Medizinpreis für Mikrobiologen So kommunizieren Bakterien mit unserem Körper
Der Immunologe Dennis Kasper erforscht, wie Bakterien mit dem menschlichen Körper kommunizieren. Für seine Arbeit wird er jetzt mit dem renommierten Paul Ehrlich- und Ludwig Darmstaedter-Preis geehrt.
Der menschliche Körper ist nicht einfach EIN Organismus. Bereits während der Geburt beginnt die Besiedelung: Billionen von Bakterien und anderen Keimen verbreiten sich auf der Haut, im Darm, auf den Schleimhäuten - am Ende bestehen wir aus mehr "Mitbewohnern" als eigenen Zellen.
Das ist ein großer Vorteil: Viele der Mikroorganismen sind sehr nützlich. Wir brauchen sie zum Beispiel, um ein gesundes Immunsystem aufzubauen.
Bacteroides fragilis - ein nützliches Bakterium
Das Forschungsobjekt von Dennis Kasper an der Harvard Medical School ist eines dieser wichtigen, hilfreichen Bakterien in unserem Darm: Bacteroides fragilis. Dieser Mikoorganismus hilft unserem Immunsystem, im Gleichgewicht zu bleiben: im richtigen Moment anzugreifen, aber nicht zu stark zu reagieren. Wie das genau funktioniert, konnte Kasper zeigen. Er entschlüsselte, wie sich das Bakterium vor dem Zugriff des Immunsystems verstecken kann und mit welchen Substanzen es dazu beiträgt, dessen Balance zu halten.

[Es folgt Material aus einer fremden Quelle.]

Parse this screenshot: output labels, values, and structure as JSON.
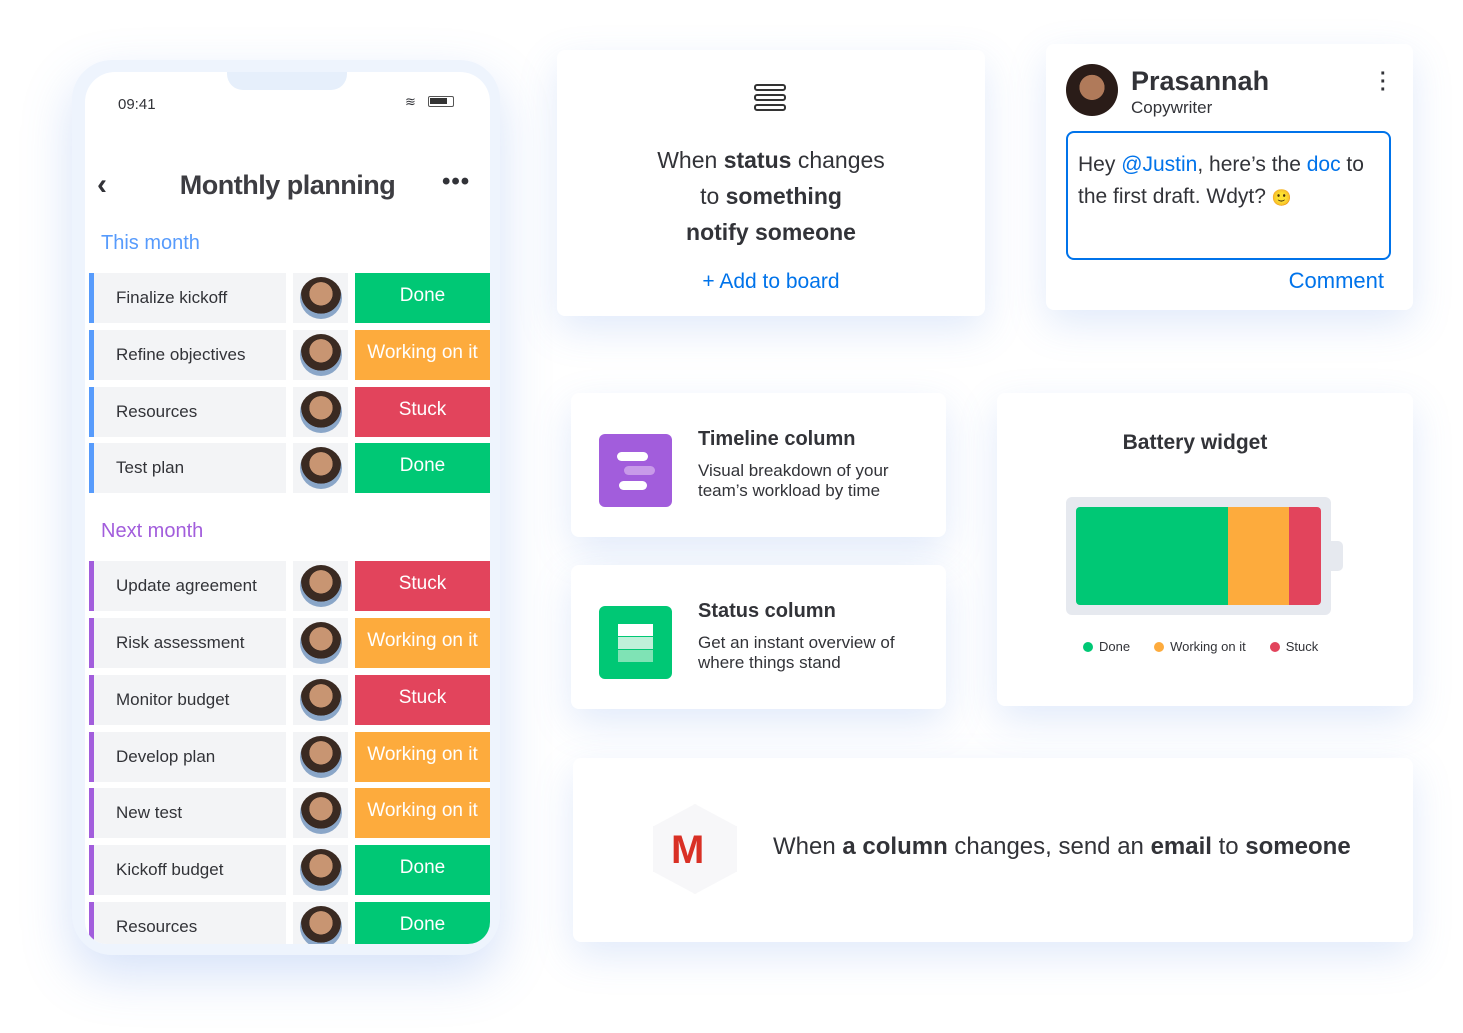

"Dem Preisträger ist es als Erstem gelungen, Kommunikationskanäle in dem Superorganismus aufzudecken, den der Mensch und sein Mikrobiom bilden", erklärt der Vorsitzende des Stiftungsrates, Thomas Boehm.
Er forscht an der Harvard Medical School in Massachusetts: der Mikrobiologe und Immunologe Dennis Kasper
Grundlegende Erkenntnisse für mögliche Therapien
Das bemerkenswerte dabei: Kasper zeigte nicht nur einen statistischen Zusammenhang, sondern entschlüsselte die einzelnen Bausteine, die hierbei eine Rolle spielen. Er konnte belegen, dass sie die Ursache für die veränderte Reaktion des Immunsystems waren.
Vor Kasper wurden vor allem die Eigenschaften von schädlichen Bakterien erforscht. Doch durch seine grundlegenden Erkenntnisse beim nützlichen Bacteroides fragilis eröffnete sich ein neues Forschungsfeld, dass bei der Behandlung von schweren Erkrankungen relevant werden könnte, so der Stiftungsrat des Paul Ehrlich- und Ludwig Darmstädter-Preises.
Einfluss direkt nach der Geburt
Beispielsweise konnte Kasper zeigen, dass Bacteroides fragilis kurz nach der Geburt im Darm des Neugeborenen Stoffe abgibt. Diese verhindern, dass vermehrt sogenannte Killer-T-Zellen produziert werden. Diese Killer-T-Zellen können eine Rolle spielen, wenn das Immunsystem den eigenen Körper angreift. In Mausversuchen konnte Kasper zeigen: Neugeborene Tiere mit dem Killer-T-Zell-Hemmer von Bacteroides fragilis im Darm hatten später weniger Autoimmunerkrankungen.
Durch Kaspers Forschung verstehen Wissenschaftlerinnen und Wissenschaftler heute also besser, wie Bakterien unser Immunsystem beeinflussen und welche Substanzen sie dafür verwenden. Dieses Wissen könnte wiederum genutzt werden, um nach Therapien für Erkrankungen zu suchen, bei denen das Immunsystem aus der Balance geraten ist - beispielsweise Multiple Sklerose oder Colitis Ulcerosa. Für diese grundlegenden Erkenntnisse erhält Kasper am 14. März 2024 in Frankfurt den Paul Ehrlich- und Ludwig Darmstaedter-Preis. Er ist mit 120.000 Euro dotiert.